Risotto alla Milanese
TIP: Preheat the broth in another pot.
CAUTION: Keep the clamp handle cool to the touch and away from the flame.
1 tablespoon butter
1 tablespoon olive oil
1 shallot, minced
1 cup Arborio Rice
1/4 cup dry white wine
4 cups preheated chicken broth
1/2 cup sliced mushrooms
1/2 cup parmesan cheese
4 tablespoons butter
Salt & pepper to taste
Fresh herbs if desired
1. Attach StirMATE onto a 2-quart sauce pan.
2. Place 1 tablespoon olive oil, 1 tablespoon butter and minced shallot in the sauce pan and start StirMATE.
Turn on burner to Medium and let it stir for 3-4 minutes until aromatic.

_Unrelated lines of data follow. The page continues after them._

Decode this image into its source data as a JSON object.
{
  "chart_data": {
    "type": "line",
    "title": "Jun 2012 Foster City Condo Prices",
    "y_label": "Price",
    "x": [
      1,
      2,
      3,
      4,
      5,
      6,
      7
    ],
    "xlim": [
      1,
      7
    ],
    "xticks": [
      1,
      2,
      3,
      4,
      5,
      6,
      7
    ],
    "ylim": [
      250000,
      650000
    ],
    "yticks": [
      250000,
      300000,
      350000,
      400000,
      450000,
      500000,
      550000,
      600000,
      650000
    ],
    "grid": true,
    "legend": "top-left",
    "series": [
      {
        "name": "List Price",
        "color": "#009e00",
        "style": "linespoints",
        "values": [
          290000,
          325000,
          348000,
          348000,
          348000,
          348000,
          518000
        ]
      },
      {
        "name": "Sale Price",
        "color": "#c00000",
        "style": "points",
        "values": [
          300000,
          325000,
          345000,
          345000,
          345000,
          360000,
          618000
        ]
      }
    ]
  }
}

3. Add rice and cook for 2-3 minutes until rice is fully coated.
4. Add wine and let it stir for 1-2 minutes.
5. Add the chicken broth and let it cook and stir on Low heat for 13 minutes until the rice is firmly cooked.
6. Add parmesan cheese, remaining butter, fresh hers, salt and pepper to taste. Let it stir for 2 minutes.
7. Turn off the burner first, then stop StirMATE and unclamp it from the pot.
Optional Add-Ins: Diced cooked chicken, fresh peas, cooked shrimp...your imagination.
Recipe courtesy Chef Uberto Dandalero - Cafe Ellenico, Milan, Italy.